Enough preamble. We’ve got seeds to plant.

I read somewhere during my research for this, I think it was in the documentation of the BLOC97 Algorithm, that guessing the result of a single coin flip is easy, but guessing the sequence of a stack of coins is really hard. So what we need to do is flip the coin as many times as possible, as quickly as possible, stacking each coin on the next in a useful way to build that “really hard to guess” value. The coins (in this tortured analogy I can’t seem to let go of) are the least significant bits of the analogRead values of the pins, and they are flipping constantly while the pin voltage is floating. The stack of coins we’re going to make will be an unsigned 32bit value we’ll manufacture and then use to seed the random formula.

There are six analog pins to work with, and each one is able to pump out values from the moment your code enters SETUP. In some cases, you may have stuff connected to several of the pins, like the I2C pins for example, robbing you of floating voltages at those positions. Fortunately, you only need one free analog pin for this to work. Ideally you’d want that pin as far away from any connected pins as possible. Just spit a couple hundred seed values to the serial plotter in the Arduino IDE, and look for anything that resembles a pattern. If not, you’re probably good to go, but if so, then you’ll want to use BLOC97 or Entropy instead. I mean, you probably should use those instead anyway.

So, now that I’m done telling you to use something else, go ahead and pick your analog pin of choice, and create a constant for it in the declarations area called “seedPin”.

Next is the actual function that creates our seed value — our stack of flipped coins. All it really does is grab 32 least significant bits, and shuffles them into the spaces of a 32 bit value using bit shifting. Let’s look at it from the middle out.

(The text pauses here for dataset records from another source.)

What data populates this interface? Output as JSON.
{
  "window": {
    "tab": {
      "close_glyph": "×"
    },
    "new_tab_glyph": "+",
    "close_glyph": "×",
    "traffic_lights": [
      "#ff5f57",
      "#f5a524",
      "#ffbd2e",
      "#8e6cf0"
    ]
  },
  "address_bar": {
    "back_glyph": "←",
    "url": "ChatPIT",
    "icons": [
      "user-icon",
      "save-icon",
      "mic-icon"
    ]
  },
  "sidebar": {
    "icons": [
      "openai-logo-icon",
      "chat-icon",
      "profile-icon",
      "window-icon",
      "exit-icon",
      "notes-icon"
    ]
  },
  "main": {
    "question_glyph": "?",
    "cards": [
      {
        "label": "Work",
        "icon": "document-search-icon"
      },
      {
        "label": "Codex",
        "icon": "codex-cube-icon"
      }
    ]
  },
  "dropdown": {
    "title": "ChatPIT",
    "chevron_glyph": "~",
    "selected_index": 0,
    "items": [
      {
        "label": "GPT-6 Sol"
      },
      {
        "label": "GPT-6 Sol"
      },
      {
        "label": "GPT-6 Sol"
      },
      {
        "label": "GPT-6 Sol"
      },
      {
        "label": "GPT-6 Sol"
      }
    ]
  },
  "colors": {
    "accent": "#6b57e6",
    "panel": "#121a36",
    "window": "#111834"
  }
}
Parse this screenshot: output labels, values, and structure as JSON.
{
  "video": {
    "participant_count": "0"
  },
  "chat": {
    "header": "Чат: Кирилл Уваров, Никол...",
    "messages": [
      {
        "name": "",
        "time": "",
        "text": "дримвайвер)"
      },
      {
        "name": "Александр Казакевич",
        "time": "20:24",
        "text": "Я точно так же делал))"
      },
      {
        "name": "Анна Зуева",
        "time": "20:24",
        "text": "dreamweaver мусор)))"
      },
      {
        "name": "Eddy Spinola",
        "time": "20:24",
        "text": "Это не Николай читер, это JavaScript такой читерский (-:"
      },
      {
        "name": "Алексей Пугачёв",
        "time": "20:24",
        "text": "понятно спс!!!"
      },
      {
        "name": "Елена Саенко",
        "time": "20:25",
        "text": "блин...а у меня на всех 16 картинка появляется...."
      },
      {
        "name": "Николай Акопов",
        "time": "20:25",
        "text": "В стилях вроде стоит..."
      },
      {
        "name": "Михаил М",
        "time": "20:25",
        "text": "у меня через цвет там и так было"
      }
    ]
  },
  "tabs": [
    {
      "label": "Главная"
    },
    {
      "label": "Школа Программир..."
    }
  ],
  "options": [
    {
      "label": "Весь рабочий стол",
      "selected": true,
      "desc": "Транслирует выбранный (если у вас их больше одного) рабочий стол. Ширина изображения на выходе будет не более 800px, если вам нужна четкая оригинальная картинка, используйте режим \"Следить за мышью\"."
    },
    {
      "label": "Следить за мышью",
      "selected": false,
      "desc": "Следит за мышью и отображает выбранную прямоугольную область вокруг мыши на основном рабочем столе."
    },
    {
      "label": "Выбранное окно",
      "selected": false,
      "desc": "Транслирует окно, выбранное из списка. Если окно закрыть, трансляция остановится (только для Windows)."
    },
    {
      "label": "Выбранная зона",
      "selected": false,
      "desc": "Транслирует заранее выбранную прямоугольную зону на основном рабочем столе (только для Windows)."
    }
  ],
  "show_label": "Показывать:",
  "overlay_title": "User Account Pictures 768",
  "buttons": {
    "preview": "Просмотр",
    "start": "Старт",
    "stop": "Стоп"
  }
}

We begin by flipping our coin eight times, adding the results together: the more times you flip the coin, the harder it is to guess. Then we take that resulting value and use only it’s least significant bit… the LSB of the sum of eight LSBs… that’s one well flipped coin.

Now we start to build stacks of eight coins using those bits. Each bit generated is shifted over by “byteShift” amount to the next available bit position until all 8 bits of the byte are full… we add a coin to the stack then flip another 8 of them until our stack of 8 coins is finished.

Once we’ve got our stack of eight coins, we use it to build four sets of eight coin stacks. When our byte is filled, we add it to the word value by shifting it over “wordShift” amount to the next available open byte… we stack the most recent 8 coins on top of whatever stack was already there until we have 32 coins. The distribution of values of the 32bit value created looks pretty random to me.

Distribution of Values - Dan's Random Number Generator
Distribution of Values – Dan’s Random Number Generator

When we’re done, we’ve got a stack of 32 coins, representing 256 individual coin flips that were all based on whether a voltage had changed by more than 0.0048 volts. It’s not particularly fast at 64ms, but is pretty thorough. Considering that you’ll most likely just seed your random function once using this, it should be more than sufficient for most things that don’t involve having all the analog pins in use, or financial transactions. If timing isn’t particularly critical for you, just use this as your random value as well, works pretty alright for that. I ran a bunch of tests using A0 as the seedPin, with the I2C and SPI Education Shield connected, and the I2C Display plugged in as well, which means A0 and A1 where the only pins not in use, and the results were fine.